There was one song which made my heart ache. That song is called “Lord I give you my heart”. Just from the song name, it makes me cringe. That is what I’m suppose to do but am I doing it around the clock? Thinking back a while ago when Tim LaTour’s family came over my house for dinner. I had a conversation with Tim and he challenged me with the question, How do you make sure you are close to God twenty-four seven?
Think about that for a moment. It’s tough. Till now, I can’t find a set answer to that question. There are always more you can do. When that song played, I started singing like I usually do every other song.
Lord I give you my heart
I give you my soul
I live for you alone
Every breath I take,
Every moment I’m awake,
Lord have your way in me.
Everytime I get to that verse, everytime I sing the first line. My heart aches and I cringe. At times, my mouth just stop moving and I can’t sing it no matter how hard I try. The more I think about it, the reason is because it’s not what I have been doing, so how can I sing it like I do? At the times when I think of Him, everything is with him and everything I do is for him. But 70% of my life, is spent giving my heart out to something else, something materialistic, computer, school, boys, and things not worthy of my heart.

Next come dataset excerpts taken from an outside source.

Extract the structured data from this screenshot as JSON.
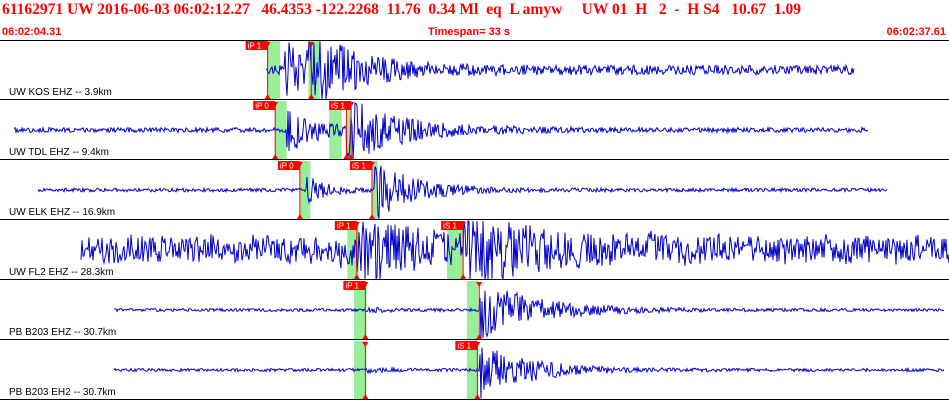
{
  "header": {
    "event_info": "61162971 UW 2016-06-03 06:02:12.27   46.4353 -122.2268  11.76  0.34 Ml  eq  L amyw     UW 01  H   2  -  H S4   10.67  1.09",
    "start_time": "06:02:04.31",
    "timespan_label": "Timespan=  33 s",
    "end_time": "06:02:37.61"
  },
  "colors": {
    "header_text": "#ff0000",
    "trace": "#0000cc",
    "pick_label_bg": "#ff0000",
    "pick_label_text": "#ffffff",
    "pick_window": "#99ee99",
    "pick_line": "#ff0000",
    "divider": "#000000"
  },
  "waveform_icon": "seismogram-trace",
  "traces": [
    {
      "label": "UW KOS EHZ -- 3.9km",
      "amplitude": 0.25,
      "noise_amp": 0.16,
      "drift_amp": 0.0,
      "signal_start": 0.28,
      "signal_end": 0.9,
      "seed": 7,
      "events": [
        {
          "time": 0.3,
          "amp": 0.9,
          "decay": 0.05
        },
        {
          "time": 0.325,
          "amp": 0.85,
          "decay": 0.05
        }
      ],
      "picks": [
        {
          "label": "iP 1",
          "time": 0.282,
          "window": [
            0.282,
            0.295
          ]
        },
        {
          "label": "",
          "time": 0.328,
          "window": [
            0.325,
            0.337
          ]
        }
      ]
    },
    {
      "label": "UW TDL EHZ -- 9.4km",
      "amplitude": 0.25,
      "noise_amp": 0.08,
      "drift_amp": 0.0,
      "signal_start": 0.015,
      "signal_end": 0.915,
      "seed": 11,
      "events": [
        {
          "time": 0.302,
          "amp": 0.8,
          "decay": 0.03
        },
        {
          "time": 0.365,
          "amp": 1.0,
          "decay": 0.06
        }
      ],
      "picks": [
        {
          "label": "iP 0",
          "time": 0.29,
          "window": [
            0.29,
            0.302
          ]
        },
        {
          "label": "",
          "time": 0.365,
          "window": [
            0.347,
            0.36
          ]
        },
        {
          "label": "iS 1",
          "time": 0.37,
          "window": [
            0.366,
            0.37
          ]
        }
      ]
    },
    {
      "label": "UW ELK EHZ -- 16.9km",
      "amplitude": 0.25,
      "noise_amp": 0.06,
      "drift_amp": 0.0,
      "signal_start": 0.04,
      "signal_end": 0.935,
      "seed": 23,
      "events": [
        {
          "time": 0.322,
          "amp": 0.5,
          "decay": 0.02
        },
        {
          "time": 0.395,
          "amp": 1.0,
          "decay": 0.04
        }
      ],
      "picks": [
        {
          "label": "iP 0",
          "time": 0.316,
          "window": [
            0.316,
            0.327
          ]
        },
        {
          "label": "iS 1",
          "time": 0.392,
          "window": [
            0.392,
            0.398
          ]
        }
      ]
    },
    {
      "label": "UW FL2 EHZ -- 28.3km",
      "amplitude": 0.25,
      "noise_amp": 0.45,
      "drift_amp": 0.3,
      "signal_start": 0.085,
      "signal_end": 1.0,
      "seed": 31,
      "events": [
        {
          "time": 0.376,
          "amp": 0.75,
          "decay": 0.06
        },
        {
          "time": 0.488,
          "amp": 1.0,
          "decay": 0.06
        }
      ],
      "picks": [
        {
          "label": "iP 1",
          "time": 0.376,
          "window": [
            0.366,
            0.378
          ]
        },
        {
          "label": "iS 1",
          "time": 0.488,
          "window": [
            0.471,
            0.488
          ]
        }
      ]
    },
    {
      "label": "PB B203 EHZ -- 30.7km",
      "amplitude": 0.25,
      "noise_amp": 0.05,
      "drift_amp": 0.0,
      "signal_start": 0.12,
      "signal_end": 0.995,
      "seed": 41,
      "events": [
        {
          "time": 0.385,
          "amp": 0.06,
          "decay": 0.03
        },
        {
          "time": 0.505,
          "amp": 1.0,
          "decay": 0.06
        }
      ],
      "picks": [
        {
          "label": "iP 1",
          "time": 0.385,
          "window": [
            0.373,
            0.386
          ]
        },
        {
          "label": "",
          "time": 0.505,
          "window": [
            0.492,
            0.504
          ]
        }
      ]
    },
    {
      "label": "PB B203 EH2 -- 30.7km",
      "amplitude": 0.25,
      "noise_amp": 0.05,
      "drift_amp": 0.0,
      "signal_start": 0.12,
      "signal_end": 0.995,
      "seed": 53,
      "events": [
        {
          "time": 0.385,
          "amp": 0.05,
          "decay": 0.03
        },
        {
          "time": 0.505,
          "amp": 1.0,
          "decay": 0.05
        }
      ],
      "picks": [
        {
          "label": "",
          "time": 0.385,
          "window": [
            0.373,
            0.386
          ]
        },
        {
          "label": "iS 1",
          "time": 0.503,
          "window": [
            0.492,
            0.504
          ]
        }
      ]
    }
  ]
}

Giving Him my whole heart is the first thing I have to do if I want to live a God-centered life. It is something we all struggle with and need improvments on. I pray the next time I sing that song, I will be able to sing it loud and clear. To let God know that I’m doing what I’m saying and I love him with all my heart.
One thought on “My heart aches…”
I’m touched by your commitment to God, and as I read your blog, it reminds me to do the same. Very often our lives are blessed by God and the things he gives us we take for granted and we spend so much time involved in these things, we forget that it was originally God who gave it to us. May we all try our best to always focus on God.